Nos villes pourraient également être réinventées. L’équation IA + 5G peut favoriser l’émergence de villes intelligentes. Le transport urbain dans ces villes serait optimisé, la gestion des déchets serait améliorée et la gestion de chaque espace pourrait être mieux pensée. La rentabilité globale de la ville pourrait également croître. Ce serait déjà magnifique d’imaginer cela dans les nouveaux pôles urbains en Algérie.

L’importance de la régulation de l’IA
Cette transformation et ce développement posent malheureusement aussi beaucoup de questions. Comment encadrer ces technologies ? Notre pays devra consolider la protection des données, lutter contre les arnaques qui se poursuivent et se propagent à grande vitesse et qui touchent énormément les personnes qui ne savent pas utiliser ces technologies.

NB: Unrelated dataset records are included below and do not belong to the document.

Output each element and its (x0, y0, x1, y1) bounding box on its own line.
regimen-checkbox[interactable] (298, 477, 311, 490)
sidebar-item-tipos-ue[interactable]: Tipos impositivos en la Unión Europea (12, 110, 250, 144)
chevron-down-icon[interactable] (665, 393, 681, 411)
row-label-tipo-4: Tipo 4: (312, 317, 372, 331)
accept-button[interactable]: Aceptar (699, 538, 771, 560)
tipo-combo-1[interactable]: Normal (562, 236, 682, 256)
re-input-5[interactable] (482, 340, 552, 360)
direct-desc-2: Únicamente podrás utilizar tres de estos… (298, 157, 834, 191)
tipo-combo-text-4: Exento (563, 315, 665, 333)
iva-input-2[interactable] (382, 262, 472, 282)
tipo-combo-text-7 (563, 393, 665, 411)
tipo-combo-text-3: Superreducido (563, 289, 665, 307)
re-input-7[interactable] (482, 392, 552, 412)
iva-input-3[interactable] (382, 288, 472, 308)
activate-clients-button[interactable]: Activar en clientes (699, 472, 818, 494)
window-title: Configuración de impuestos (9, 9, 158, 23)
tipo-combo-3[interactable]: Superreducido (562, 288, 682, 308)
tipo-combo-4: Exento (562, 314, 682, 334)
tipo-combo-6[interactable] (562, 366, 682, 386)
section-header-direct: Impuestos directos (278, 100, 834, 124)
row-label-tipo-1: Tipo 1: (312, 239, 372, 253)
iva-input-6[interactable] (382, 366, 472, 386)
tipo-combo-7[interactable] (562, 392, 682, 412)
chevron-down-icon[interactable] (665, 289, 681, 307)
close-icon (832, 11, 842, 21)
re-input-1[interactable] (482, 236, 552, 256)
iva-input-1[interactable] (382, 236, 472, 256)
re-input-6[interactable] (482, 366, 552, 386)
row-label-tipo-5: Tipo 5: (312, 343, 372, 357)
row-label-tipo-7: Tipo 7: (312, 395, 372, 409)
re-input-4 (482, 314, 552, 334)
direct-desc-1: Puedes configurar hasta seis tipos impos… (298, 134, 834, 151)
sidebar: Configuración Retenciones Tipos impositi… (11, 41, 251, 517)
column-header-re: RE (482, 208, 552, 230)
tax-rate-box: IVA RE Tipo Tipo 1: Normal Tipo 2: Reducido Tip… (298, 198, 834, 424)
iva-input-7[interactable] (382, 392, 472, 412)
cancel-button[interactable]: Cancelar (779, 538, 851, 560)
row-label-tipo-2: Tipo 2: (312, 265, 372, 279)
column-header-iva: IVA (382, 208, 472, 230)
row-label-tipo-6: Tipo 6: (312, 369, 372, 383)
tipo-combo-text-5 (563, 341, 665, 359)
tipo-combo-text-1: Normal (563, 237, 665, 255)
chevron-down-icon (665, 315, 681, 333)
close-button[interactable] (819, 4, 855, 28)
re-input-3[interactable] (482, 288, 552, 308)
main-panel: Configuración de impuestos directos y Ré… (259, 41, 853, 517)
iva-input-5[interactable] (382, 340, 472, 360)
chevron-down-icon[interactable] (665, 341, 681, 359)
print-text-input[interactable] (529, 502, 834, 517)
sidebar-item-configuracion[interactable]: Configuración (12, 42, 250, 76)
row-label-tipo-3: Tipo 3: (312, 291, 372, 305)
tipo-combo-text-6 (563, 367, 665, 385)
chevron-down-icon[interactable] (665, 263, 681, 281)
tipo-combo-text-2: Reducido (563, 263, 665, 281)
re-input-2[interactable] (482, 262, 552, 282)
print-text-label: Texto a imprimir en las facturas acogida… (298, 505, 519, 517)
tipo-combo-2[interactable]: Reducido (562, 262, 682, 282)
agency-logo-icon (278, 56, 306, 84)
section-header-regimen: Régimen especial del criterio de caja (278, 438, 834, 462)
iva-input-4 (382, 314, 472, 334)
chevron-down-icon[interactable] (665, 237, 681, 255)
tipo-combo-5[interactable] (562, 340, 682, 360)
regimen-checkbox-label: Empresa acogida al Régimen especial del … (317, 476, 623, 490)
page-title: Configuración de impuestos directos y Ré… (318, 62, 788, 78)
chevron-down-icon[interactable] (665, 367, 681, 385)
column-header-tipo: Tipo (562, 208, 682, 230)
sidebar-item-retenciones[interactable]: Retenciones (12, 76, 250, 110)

Il faudra adapter les IA à notre culture locale. Il faudra surtout construire un cadre qui définisse clairement les responsabilités lorsqu’une IA se trompe.
Il faudra trouver un équilibre entre le besoin de protéger les citoyens et celui de laisser les entreprises innover. Car l’IA avance vite, parfois beaucoup plus vite que les lois. Le défi sera donc de ne pas laisser la technologie prendre plusieurs années d’avance sur les règles qui doivent l’accompagner.
L’Algérie entre donc dans cette nouvelle étape avec ses forces, mais aussi avec ses retards et ses défis. La question n’est plus vraiment de savoir si l’IA et la 5G vont changer le pays. Elles ont déjà commencé à le faire. La vraie question est de savoir dans quel sens.
Et peut-être que, dans dix ans, lorsque ce même citoyen reprendra son téléphone dans une salle d’attente, il ne verra plus seulement une technologie capable de lui montrer des images qu’il n’aurait jamais imaginées. Il verra simplement un outil devenu tellement présent dans sa vie qu’il ne remarquera même plus tout ce qu’il a changé.